In a statement published last Friday, Vice President Carl Greenidge reaffirmed the Government’s commitment to the CCJ. Notwithstanding adverse decisions and that only four Caricom countries so far have joined the Court’s appellate jurisdiction, the Government was satisfied with its competence and quality. The CCJ was in the news recently when it held that a law which prohibited cross dressing for an “improper purpose” was unconstitutional. Also, the electorates of Grenada and Antigua, like St. Vincent a while back, recently rejected the CCJ as their final court in place of the JCPC. The steadfast support of the CCJ by the Government of Guyana is welcome to all lawyers and should be to all politicians.

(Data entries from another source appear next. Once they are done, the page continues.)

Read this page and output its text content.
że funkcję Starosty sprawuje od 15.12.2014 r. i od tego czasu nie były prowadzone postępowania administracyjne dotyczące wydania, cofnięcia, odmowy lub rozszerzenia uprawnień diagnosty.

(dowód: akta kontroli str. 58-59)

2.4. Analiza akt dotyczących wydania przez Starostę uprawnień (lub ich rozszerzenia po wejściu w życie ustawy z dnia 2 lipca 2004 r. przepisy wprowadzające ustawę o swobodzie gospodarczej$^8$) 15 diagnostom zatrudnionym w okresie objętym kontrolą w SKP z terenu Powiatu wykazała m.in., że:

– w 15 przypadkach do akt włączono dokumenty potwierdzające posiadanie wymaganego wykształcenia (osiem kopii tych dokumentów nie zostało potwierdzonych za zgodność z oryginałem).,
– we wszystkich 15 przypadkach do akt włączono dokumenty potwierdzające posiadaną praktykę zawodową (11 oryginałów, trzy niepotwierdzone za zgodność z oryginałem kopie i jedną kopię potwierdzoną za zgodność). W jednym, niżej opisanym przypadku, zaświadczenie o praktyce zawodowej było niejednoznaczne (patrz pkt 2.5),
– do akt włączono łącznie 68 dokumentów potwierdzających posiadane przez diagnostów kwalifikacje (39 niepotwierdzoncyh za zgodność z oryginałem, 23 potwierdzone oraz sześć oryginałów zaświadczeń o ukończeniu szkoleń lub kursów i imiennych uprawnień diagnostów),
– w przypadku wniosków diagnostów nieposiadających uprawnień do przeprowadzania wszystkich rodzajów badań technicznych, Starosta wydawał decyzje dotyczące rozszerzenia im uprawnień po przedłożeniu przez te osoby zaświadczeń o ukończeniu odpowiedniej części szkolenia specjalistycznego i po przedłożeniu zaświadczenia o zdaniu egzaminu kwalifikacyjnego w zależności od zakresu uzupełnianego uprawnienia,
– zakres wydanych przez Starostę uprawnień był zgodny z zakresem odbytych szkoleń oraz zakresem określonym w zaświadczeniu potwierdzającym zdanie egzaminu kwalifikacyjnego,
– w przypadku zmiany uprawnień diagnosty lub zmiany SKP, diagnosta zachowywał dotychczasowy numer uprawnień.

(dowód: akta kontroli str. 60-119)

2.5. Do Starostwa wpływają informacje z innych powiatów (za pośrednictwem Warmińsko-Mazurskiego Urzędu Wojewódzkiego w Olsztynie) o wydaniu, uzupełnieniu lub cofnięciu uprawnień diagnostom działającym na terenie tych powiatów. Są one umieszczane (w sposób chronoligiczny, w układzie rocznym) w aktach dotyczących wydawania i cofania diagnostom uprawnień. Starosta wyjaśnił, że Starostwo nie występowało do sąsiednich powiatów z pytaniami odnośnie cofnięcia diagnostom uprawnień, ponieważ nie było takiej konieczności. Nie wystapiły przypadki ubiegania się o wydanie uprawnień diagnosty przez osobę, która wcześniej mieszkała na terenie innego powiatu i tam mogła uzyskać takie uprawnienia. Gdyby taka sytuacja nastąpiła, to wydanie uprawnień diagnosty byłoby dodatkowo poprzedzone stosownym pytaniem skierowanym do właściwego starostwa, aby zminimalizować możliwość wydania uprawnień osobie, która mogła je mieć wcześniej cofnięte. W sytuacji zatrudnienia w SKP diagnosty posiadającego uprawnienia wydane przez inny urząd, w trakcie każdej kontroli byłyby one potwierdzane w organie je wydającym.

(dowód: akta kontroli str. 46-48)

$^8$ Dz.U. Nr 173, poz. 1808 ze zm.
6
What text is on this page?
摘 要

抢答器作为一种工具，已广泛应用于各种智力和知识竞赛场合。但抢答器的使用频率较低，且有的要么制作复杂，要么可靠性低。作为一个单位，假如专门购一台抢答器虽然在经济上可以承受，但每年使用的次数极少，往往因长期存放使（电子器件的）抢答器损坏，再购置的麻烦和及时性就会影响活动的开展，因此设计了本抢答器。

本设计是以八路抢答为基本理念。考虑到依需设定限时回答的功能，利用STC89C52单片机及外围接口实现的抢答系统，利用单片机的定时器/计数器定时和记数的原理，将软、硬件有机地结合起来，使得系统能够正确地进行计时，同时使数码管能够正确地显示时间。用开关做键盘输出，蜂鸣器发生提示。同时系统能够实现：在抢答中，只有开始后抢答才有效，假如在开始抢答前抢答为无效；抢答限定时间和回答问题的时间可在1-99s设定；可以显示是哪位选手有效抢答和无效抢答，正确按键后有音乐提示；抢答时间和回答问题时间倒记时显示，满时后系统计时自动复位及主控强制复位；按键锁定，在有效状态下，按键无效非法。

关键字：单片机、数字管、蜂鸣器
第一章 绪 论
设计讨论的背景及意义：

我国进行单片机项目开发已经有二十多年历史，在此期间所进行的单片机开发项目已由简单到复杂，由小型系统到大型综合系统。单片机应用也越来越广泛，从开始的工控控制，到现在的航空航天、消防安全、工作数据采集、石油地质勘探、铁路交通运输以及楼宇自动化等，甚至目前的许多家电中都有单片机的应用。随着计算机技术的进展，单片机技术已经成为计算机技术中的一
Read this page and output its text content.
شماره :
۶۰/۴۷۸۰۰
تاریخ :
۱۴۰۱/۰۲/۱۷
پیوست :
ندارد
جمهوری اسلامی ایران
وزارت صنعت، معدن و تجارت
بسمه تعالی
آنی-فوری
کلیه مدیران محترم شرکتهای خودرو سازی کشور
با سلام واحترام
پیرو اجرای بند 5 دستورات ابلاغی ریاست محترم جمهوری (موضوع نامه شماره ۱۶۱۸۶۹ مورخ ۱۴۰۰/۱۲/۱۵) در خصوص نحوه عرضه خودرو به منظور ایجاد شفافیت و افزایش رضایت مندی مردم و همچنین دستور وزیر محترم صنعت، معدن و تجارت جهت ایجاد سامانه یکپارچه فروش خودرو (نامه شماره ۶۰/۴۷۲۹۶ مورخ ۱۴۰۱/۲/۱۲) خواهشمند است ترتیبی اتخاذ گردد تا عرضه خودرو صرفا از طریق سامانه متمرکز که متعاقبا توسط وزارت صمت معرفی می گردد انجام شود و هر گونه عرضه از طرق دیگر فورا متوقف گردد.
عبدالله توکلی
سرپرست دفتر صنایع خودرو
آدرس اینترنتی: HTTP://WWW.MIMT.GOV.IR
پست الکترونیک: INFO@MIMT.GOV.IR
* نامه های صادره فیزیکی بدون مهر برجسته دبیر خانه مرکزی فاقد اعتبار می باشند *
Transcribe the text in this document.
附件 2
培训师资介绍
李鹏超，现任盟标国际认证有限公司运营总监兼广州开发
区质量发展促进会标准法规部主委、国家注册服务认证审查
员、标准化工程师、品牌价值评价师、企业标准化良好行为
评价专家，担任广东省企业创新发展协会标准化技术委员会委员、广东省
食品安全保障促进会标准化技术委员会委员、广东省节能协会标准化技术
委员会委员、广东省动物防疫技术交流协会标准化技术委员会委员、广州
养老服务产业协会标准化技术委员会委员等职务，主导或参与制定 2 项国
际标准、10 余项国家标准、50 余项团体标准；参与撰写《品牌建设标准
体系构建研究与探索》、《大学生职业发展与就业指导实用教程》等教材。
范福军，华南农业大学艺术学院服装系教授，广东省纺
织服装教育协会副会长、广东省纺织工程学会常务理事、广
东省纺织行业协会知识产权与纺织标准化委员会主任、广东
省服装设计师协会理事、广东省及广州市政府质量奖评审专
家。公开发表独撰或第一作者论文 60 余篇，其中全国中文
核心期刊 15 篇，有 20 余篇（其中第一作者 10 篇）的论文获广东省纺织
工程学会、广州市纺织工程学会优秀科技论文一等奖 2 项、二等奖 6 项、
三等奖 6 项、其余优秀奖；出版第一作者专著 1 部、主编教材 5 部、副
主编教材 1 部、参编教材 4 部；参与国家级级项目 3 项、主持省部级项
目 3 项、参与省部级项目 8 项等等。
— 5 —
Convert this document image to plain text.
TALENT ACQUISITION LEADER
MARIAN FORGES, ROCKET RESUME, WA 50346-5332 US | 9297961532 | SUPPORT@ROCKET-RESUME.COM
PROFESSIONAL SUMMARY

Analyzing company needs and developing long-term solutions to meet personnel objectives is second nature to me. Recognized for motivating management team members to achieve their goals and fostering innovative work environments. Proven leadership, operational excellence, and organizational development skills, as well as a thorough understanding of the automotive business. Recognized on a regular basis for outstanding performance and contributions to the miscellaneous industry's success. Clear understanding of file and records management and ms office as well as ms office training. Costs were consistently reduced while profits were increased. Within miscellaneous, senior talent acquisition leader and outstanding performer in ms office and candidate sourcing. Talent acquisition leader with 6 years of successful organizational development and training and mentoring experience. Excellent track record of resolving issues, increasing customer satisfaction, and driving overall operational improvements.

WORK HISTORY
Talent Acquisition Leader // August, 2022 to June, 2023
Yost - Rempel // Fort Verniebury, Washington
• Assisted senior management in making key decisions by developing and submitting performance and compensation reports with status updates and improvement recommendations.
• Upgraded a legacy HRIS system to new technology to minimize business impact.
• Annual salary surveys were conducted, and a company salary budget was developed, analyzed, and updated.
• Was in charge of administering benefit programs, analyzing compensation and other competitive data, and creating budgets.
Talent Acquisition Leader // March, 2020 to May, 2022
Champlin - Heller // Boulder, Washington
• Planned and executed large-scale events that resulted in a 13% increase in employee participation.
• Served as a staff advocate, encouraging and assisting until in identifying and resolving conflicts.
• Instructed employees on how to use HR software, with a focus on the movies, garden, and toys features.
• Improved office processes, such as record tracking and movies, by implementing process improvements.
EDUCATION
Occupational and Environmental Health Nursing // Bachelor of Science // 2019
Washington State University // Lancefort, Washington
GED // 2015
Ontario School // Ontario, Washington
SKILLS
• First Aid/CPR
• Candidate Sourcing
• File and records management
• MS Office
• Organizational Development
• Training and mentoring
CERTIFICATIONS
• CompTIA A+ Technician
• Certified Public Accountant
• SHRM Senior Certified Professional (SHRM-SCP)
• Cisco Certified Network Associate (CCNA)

Those of us who have lived in Guyana through the 1970s and 1980s, and the subversion of our judiciary in those years during which socialism was declared to be a legal precedent that should be followed, would recognise how vital the CCJ is to Guyana. Guyana was the only country in the Caribbean Region which had abolished appeals to the JCPC and did not have a final court beyond its Court of Appeal. It is no coincidence that Guyana was also the only country in the Caribbean Region, the independence of whose judiciary was substantially challenged. The presence of the CCJ in Guyana’s judicial life is a powerful stimulus to judicial independence, judicial rectitude, judicial administration, legal learning and to the confidence of citizens that their rights will be protected.